The most intriguing thing about Juxtaposition, Vinnie Sperrazza‘s recently released recording, is its loose grip on the jazz tradition. The disc’s twelve tracks don’t come with a set of standard, recognizable references. Not unlike many of today’s leading young artists, Sperrazza has absorbed the lessons of the music’s past, and is currently interested in doing things on his own terms instead of dwelling in the accomplishments of his elders. The other essential aspect of the record is it’s overall disposition—the antithesis of the dense, loud, unyielding ethos that’s increasingly common across the spectrum of jazz and improvised music. Sperrazza, the composer of nine of the tracks, pens refined, distinctive themes that sometimes hint of something left unsaid. A band consisting Sperrazza’s drums, tenor saxophonist Chris Speed, pianist Bruce Barth, and bassist Peter Brendler produce an enclosed sound that often feels like a collection of interiors. (While listening to most of the tracks I frequently wondered if the music could survive the noisy distractions common to many live performance spaces.)

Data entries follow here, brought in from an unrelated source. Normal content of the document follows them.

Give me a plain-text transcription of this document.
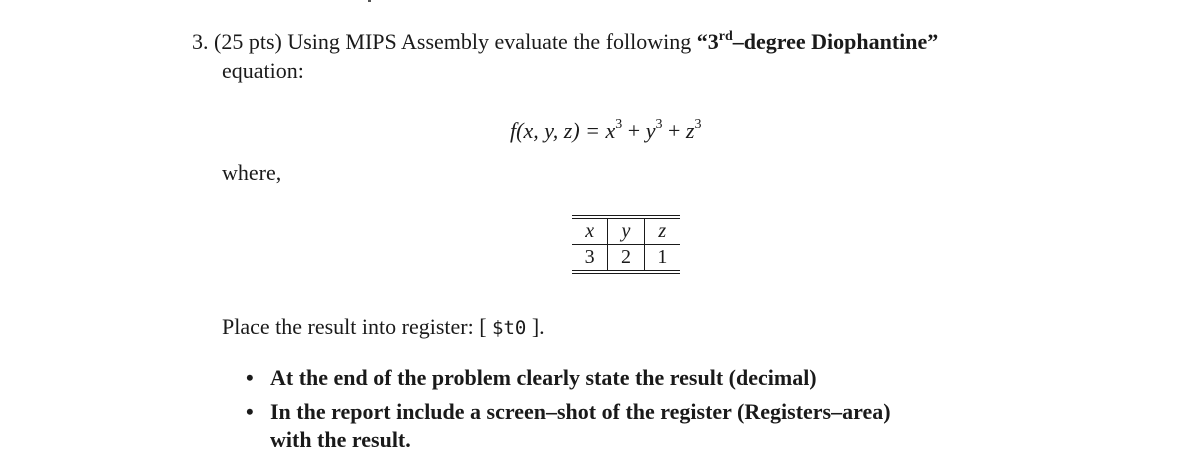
3. (25 pts) Using MIPS Assembly evaluate the following “3rd–degree Diophantine”
equation:
f(x, y, $z) = x^3 + y^3 + z^3$
where,
x	y	z
3	2	1
Place the result into register: [ $t0 ].
• At the end of the problem clearly state the result (decimal)
• In the report include a screen–shot of the register (Registers–area)
with the result.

Speed’s small-to-medium weight tone manages to sound both frail and decisive. It’s an ideal voice for Sperrazza’s designs. With few exceptions, Speed forsakes a lot of activity in favor of a bare minimum of notes, often containing little or no friction. Sometimes portions of his improvisations feel like the equivalent of a string of one-syllable words separated by brief pauses. In a stunning rendition of Leonard Bernstein‘s “Somewhere,” he’s hanging by a thread, projecting the uncertainty, nobility, and hope that the song deserves, while Barth’s sparse, incisive support makes him seem a little less alone. During the medium tempo swing of Sperrazza’s “Hellenized,” a waltz that is a bit livelier than some of the cuts, Speed remains relatively unperturbed while the band moves around him. His role in the title track conveys a vague, dream-like state that eludes any semblance of certainty.
Barth always gives the impression of possessing an abundance of resources at his fingertips, but has no intention of unleashing them willy-nilly. Not unlike the music as a whole he doesn’t sound indebted to any particular school of modern jazz. It’s fun to listen to him throw a monkey wrench into carefully laid plans. On Sperrazza’s “Chimes,” for example, he’s moving along in a meticulous, rather well mannered fashion, when a few muddied notes portend an adventurous detour. Barth’s turn during the leader’s “Solitary Consumer” balances authority and restraint as he simultaneously plays over and feeds off of Brendler and Sperrazza.
“Say The Secret Word” begins with laughter, the sounds of casually executed fragments—including a rare honk from Speed’s tenor—with things gradually evolving into a slow blues. An effortless transition into a middling tempo leads to Speed and Barth conversing with one another, amiably coexisting in the same space. Although the track only lasts a couple of minutes, it’s a lighthearted, agreeable way to end a first-rate recording.